---
language:
- en
license: apache-2.0
tags:
- text-generation-inference
- transformers
- unsloth
- mistral
- trl
base_model: unsloth/mistral-7b-v0.3-bnb-4bit
---

# Uploaded  model

- **Developed by:** jingwang
- **License:** apache-2.0
- **Finetuned from model :** unsloth/mistral-7b-v0.3-bnb-4bit

This mistral model was trained 2x faster with [Unsloth](https://github.com/unslothai/unsloth) and Huggingface's TRL library.

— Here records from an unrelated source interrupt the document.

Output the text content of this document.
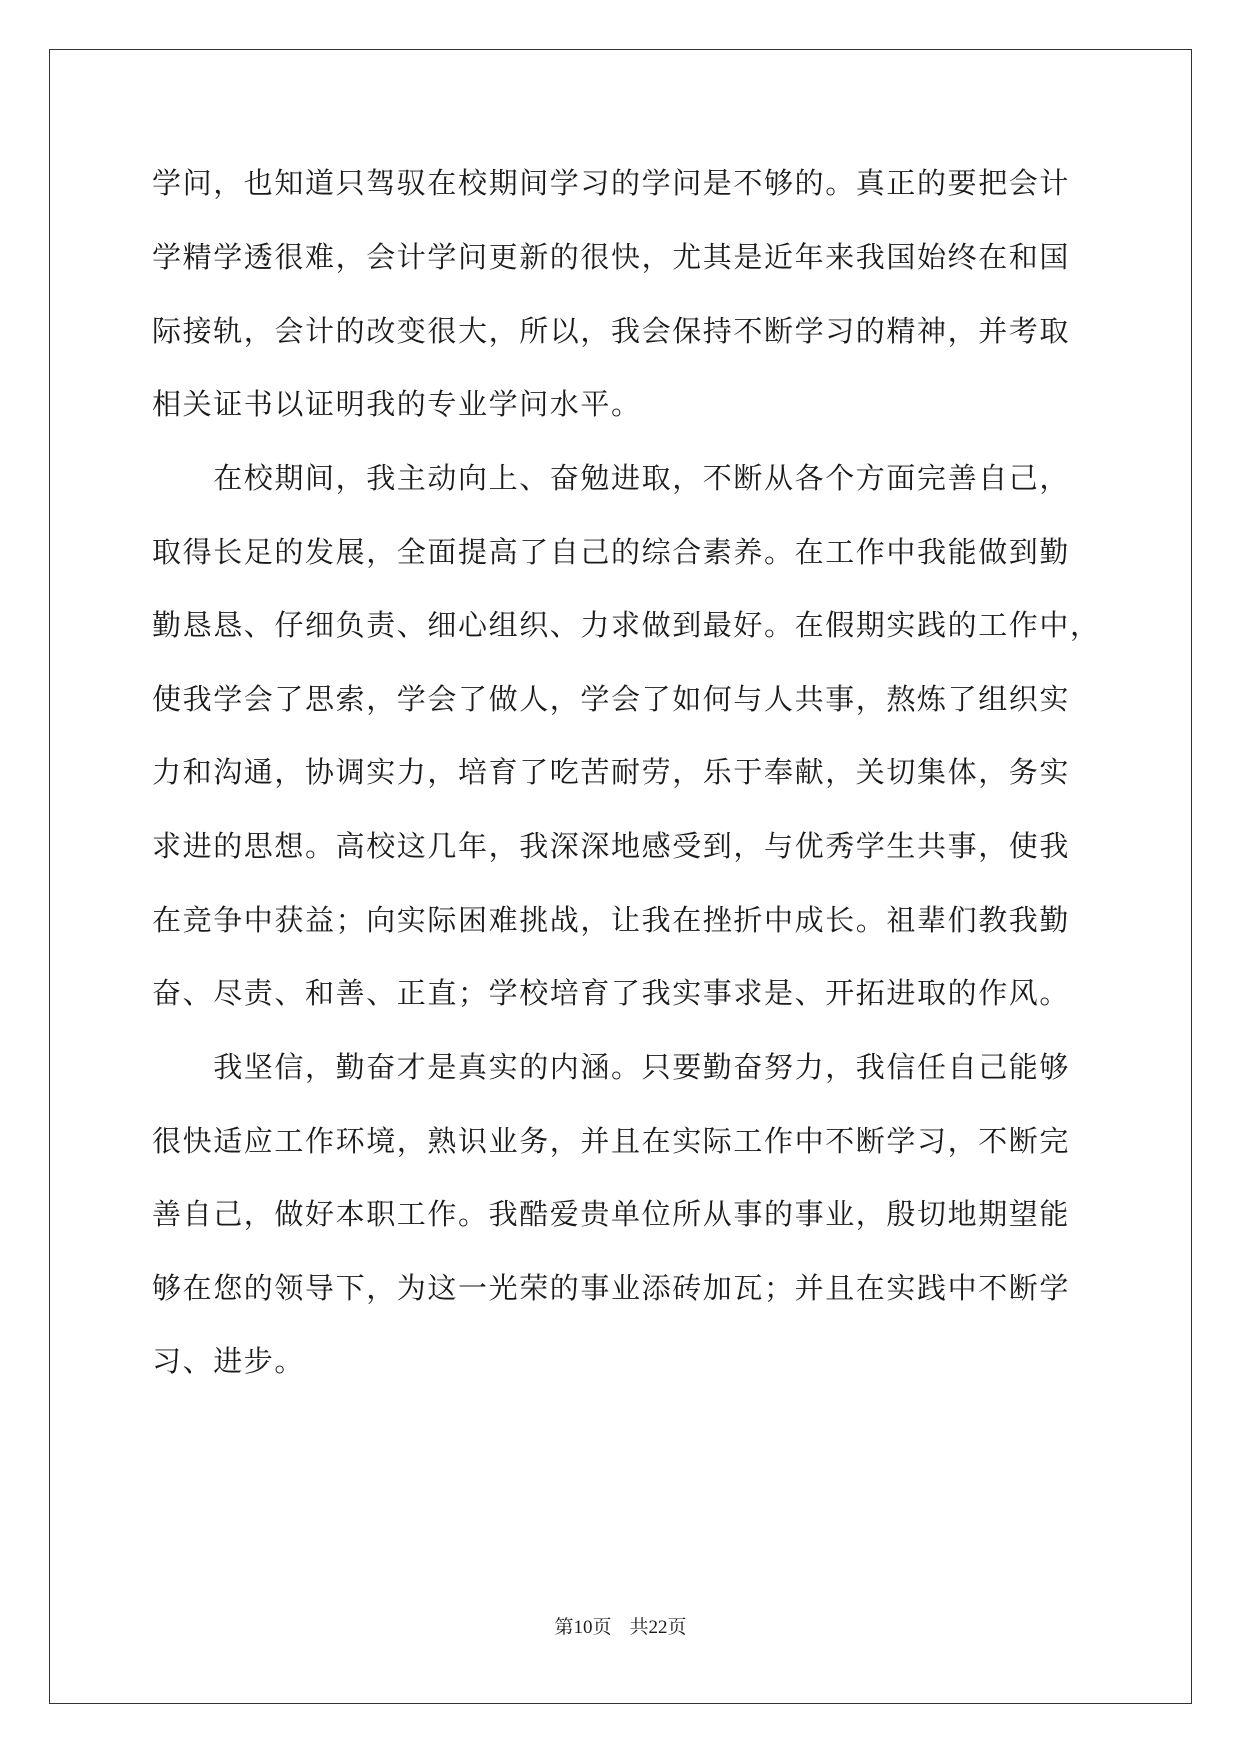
学问，也知道只驾驭在校期间学习的学问是不够的。真正的要把会计
学精学透很难，会计学问更新的很快，尤其是近年来我国始终在和国
际接轨，会计的改变很大，所以，我会保持不断学习的精神，并考取
相关证书以证明我的专业学问水平。
　　在校期间，我主动向上、奋勉进取，不断从各个方面完善自己，
取得长足的发展，全面提高了自己的综合素养。在工作中我能做到勤
勤恳恳、仔细负责、细心组织、力求做到最好。在假期实践的工作中，
使我学会了思索，学会了做人，学会了如何与人共事，熬炼了组织实
力和沟通，协调实力，培育了吃苦耐劳，乐于奉献，关切集体，务实
求进的思想。高校这几年，我深深地感受到，与优秀学生共事，使我
在竞争中获益；向实际困难挑战，让我在挫折中成长。祖辈们教我勤
奋、尽责、和善、正直；学校培育了我实事求是、开拓进取的作风。
　　我坚信，勤奋才是真实的内涵。只要勤奋努力，我信任自己能够
很快适应工作环境，熟识业务，并且在实际工作中不断学习，不断完
善自己，做好本职工作。我酷爱贵单位所从事的事业，殷切地期望能
够在您的领导下，为这一光荣的事业添砖加瓦；并且在实践中不断学
习、进步。
第10页 共22页
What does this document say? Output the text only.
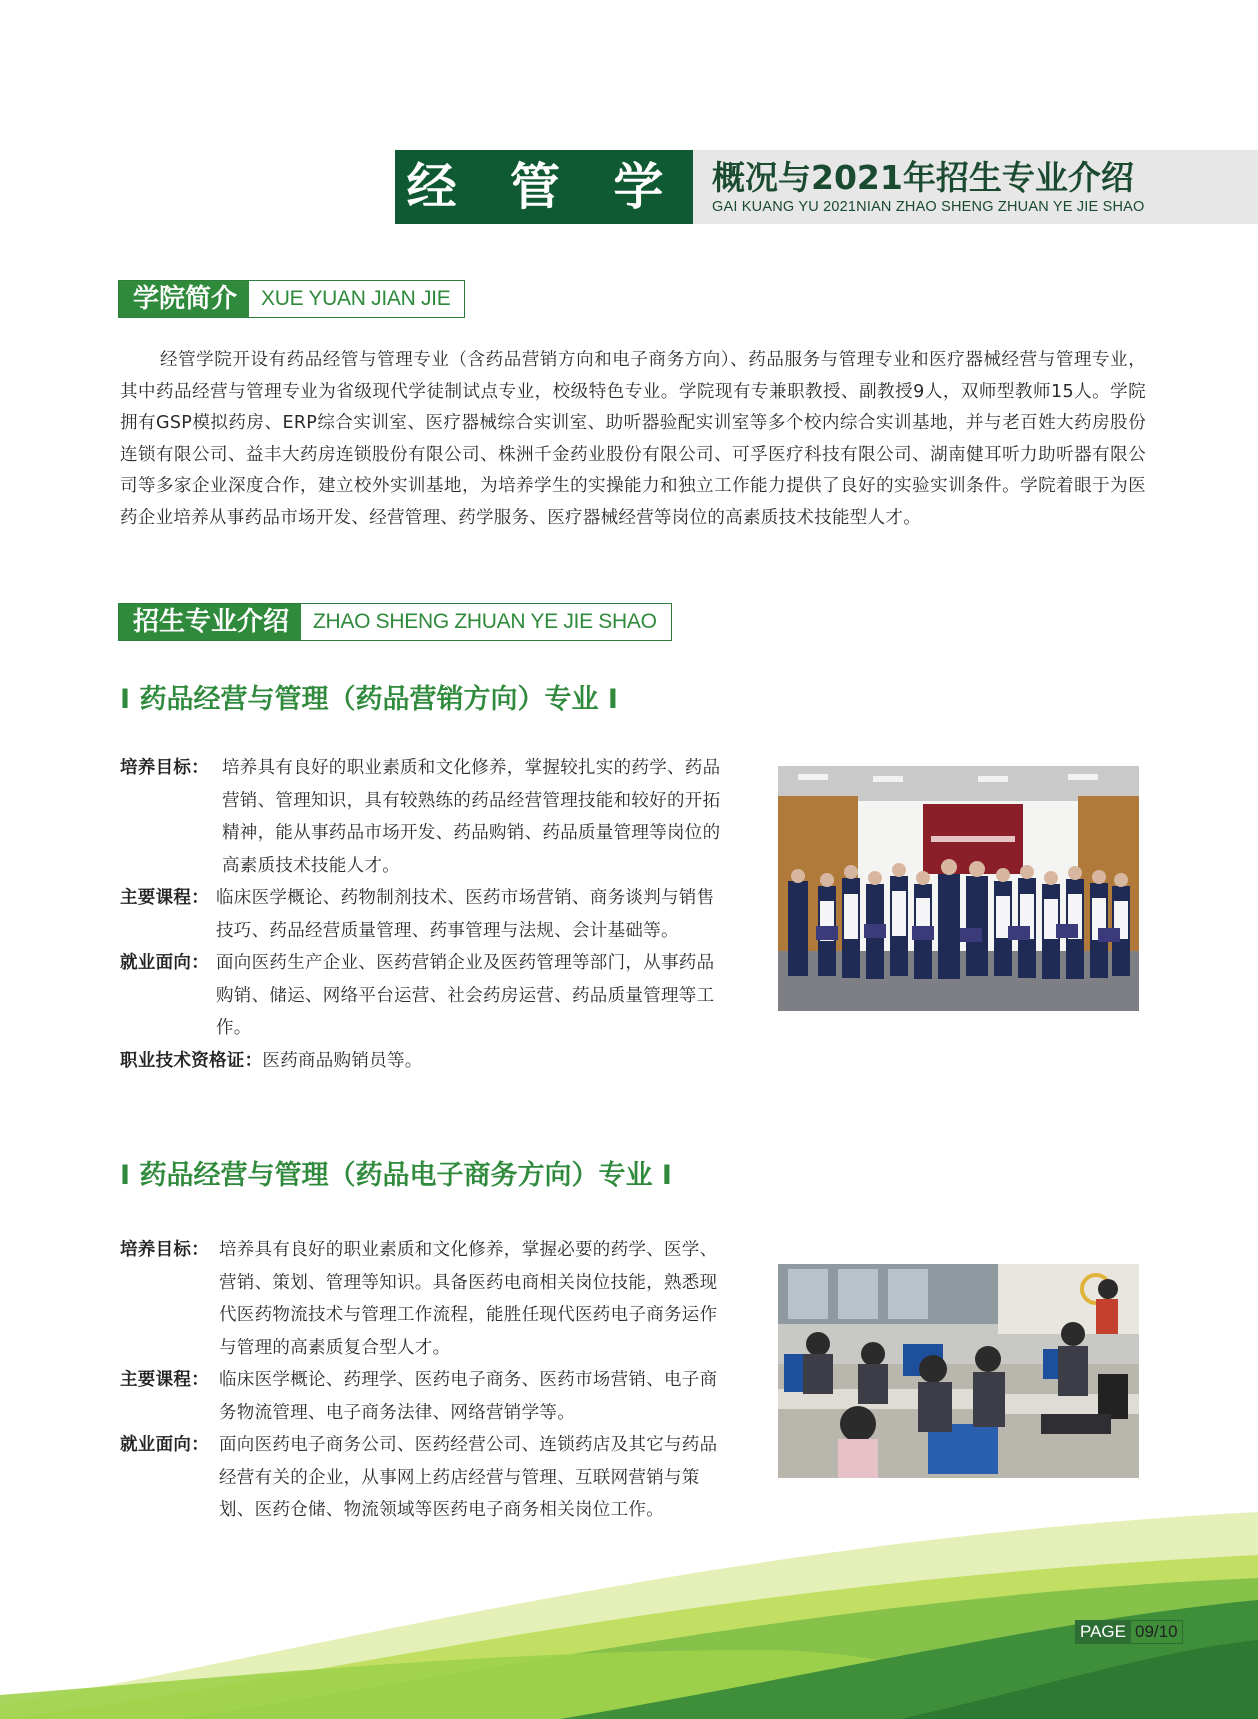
经 管 学 院
概况与2021年招生专业介绍
GAI KUANG YU 2021NIAN ZHAO SHENG ZHUAN YE JIE SHAO
学院简介	XUE YUAN JIAN JIE
经管学院开设有药品经管与管理专业（含药品营销方向和电子商务方向）、药品服务与管理专业和医疗器械经营与管理专业，其中药品经营与管理专业为省级现代学徒制试点专业，校级特色专业。学院现有专兼职教授、副教授9人，双师型教师15人。学院拥有GSP模拟药房、ERP综合实训室、医疗器械综合实训室、助听器验配实训室等多个校内综合实训基地，并与老百姓大药房股份连锁有限公司、益丰大药房连锁股份有限公司、株洲千金药业股份有限公司、可孚医疗科技有限公司、湖南健耳听力助听器有限公司等多家企业深度合作，建立校外实训基地，为培养学生的实操能力和独立工作能力提供了良好的实验实训条件。学院着眼于为医药企业培养从事药品市场开发、经营管理、药学服务、医疗器械经营等岗位的高素质技术技能型人才。
招生专业介绍	ZHAO SHENG ZHUAN YE JIE SHAO
I 药品经营与管理（药品营销方向）专业 I
培养目标： 培养具有良好的职业素质和文化修养，掌握较扎实的药学、药品营销、管理知识，具有较熟练的药品经营管理技能和较好的开拓精神，能从事药品市场开发、药品购销、药品质量管理等岗位的高素质技术技能人才。
主要课程： 临床医学概论、药物制剂技术、医药市场营销、商务谈判与销售技巧、药品经营质量管理、药事管理与法规、会计基础等。
就业面向： 面向医药生产企业、医药营销企业及医药管理等部门，从事药品购销、储运、网络平台运营、社会药房运营、药品质量管理等工作。
职业技术资格证： 医药商品购销员等。
I 药品经营与管理（药品电子商务方向）专业 I
培养目标： 培养具有良好的职业素质和文化修养，掌握必要的药学、医学、营销、策划、管理等知识。具备医药电商相关岗位技能，熟悉现代医药物流技术与管理工作流程，能胜任现代医药电子商务运作与管理的高素质复合型人才。
主要课程： 临床医学概论、药理学、医药电子商务、医药市场营销、电子商务物流管理、电子商务法律、网络营销学等。
就业面向： 面向医药电子商务公司、医药经营公司、连锁药店及其它与药品经营有关的企业，从事网上药店经营与管理、互联网营销与策划、医药仓储、物流领域等医药电子商务相关岗位工作。
PAGE 09/10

# install dependencies in google colab

```shell
!pip install "unsloth[colab-new] @ git+https://github.com/unslothai/unsloth.git"
!pip install --no-deps xformers "trl<0.9.0" peft accelerate bitsandbytes
```

# inference
```python

from unsloth import FastLanguageModel
from typing import Dict, List, Tuple, Union, Any
import pandas
from tqdm import trange, tqdm
import torch

class FormatPrompt_context_QA():
    '''format prompt class'''
    def __init__(self, eos_token:str='</s>') -> None:
        self.inputs = ['context','question'] # required input fields
        self.outputs = ['answer'] #  for training, and model inference output fields
        self.eos_token = eos_token

    def __call__(self, instance: Dict[str, Any]) -> str:
        '''
        function call operator 
        Args:
            instance: dictionary with keys: 'context', 'question', 'answer'
        Returns:
            prompt: formatted prompt
        '''
        return self.formatting_prompt_func(instance)
    
    def formatting_prompt_func(self, instance: dict) -> str:
        '''format prompt for domain specific QA
        note this is for fine-tuning pre-trained model,
        if starting with instuct tuned model, use `tokenizer.apply_chat_template(messages)` instead
        '''

        assert all([ item in instance.keys()  for item in self.inputs ]), logging.info(f"instance must have {self.inputs}!")
        
        prompt = f"""<s> [INST] Answer following question based on Context: {str(instance["context"])}\
        Question: {str(instance["question"])} \
        Answer: [/INST]"""

        if 'answer' in instance:
            prompt += str(instance['answer']) + self.eos_token
        return prompt
```

```python
formatting_func = FormatPrompt_context_QA()

# pull model from huggingface
model, tokenizer = FastLanguageModel.from_pretrained(
    model_name = "jingwang/mistral_context_qa",
    max_seq_length = 2048,
    dtype = None,
    load_in_4bit = True,
)


FastLanguageModel.for_inference(model)

example = {'question': 'What does the graph compare in terms of cumulative total return?',
 'context': 'the following graph shows a comparison, from january 1, 2019 through december 31, 2023, of the cumulative total return on our common stock, the nasdaq composite index and a group of all public companies sharing the same sic code as us, which is sic code 3711, “ motor vehicles and passenger car bodies ” ( motor vehicles and passenger car bodies public company group ). such returns are based on historical results and are not intended to suggest future performance. data for the nasdaq composite index and the motor vehicles and passenger car bodies public company group assumes an investment of $ 100 on january 1, 2019 and reinvestment of dividends. we have never declared or paid cash dividends on our common stock nor do we anticipate paying any such cash dividends in the foreseeable future. 31',
 'gold_answer': "The graph compares the cumulative total return from January 1, 2019, through December 31, 2023, of the company's common stock, the NASDAQ Composite Index, and a group of public companies with the same SIC code (3711 - Motor Vehicles and Passenger Car Bodies). The comparison assumes an initial investment of $100 on January 1, 2019, with reinvestment of dividends for the NASDAQ Composite Index and the Motor Vehicles and Passenger Car Bodies public company group.",
}

inputs = tokenizer([formatting_func(example)],  return_tensors="pt", padding=False).to(model.device)
input_length = inputs.input_ids.shape[-1]

with torch.no_grad():
  output = model.generate(**inputs,
                          do_sample=False,
                          temperature=0.1,
                          max_new_tokens=64,
                          pad_token_id=tokenizer.eos_token_id,
                          use_cache=False,
                          )
  response = tokenizer.decode(
                  output[0][input_length::], # response only, remove prompts
                  skip_special_tokens=True,
                  )
  print(response)

```
> The graph compares the cumulative total return on our common stock, the NASDAQ Composite Index, and a group of all public companies sharing the same SIC code as us, which is SIC code 3711, "Motor Vehicles and Passenger Car Bodies."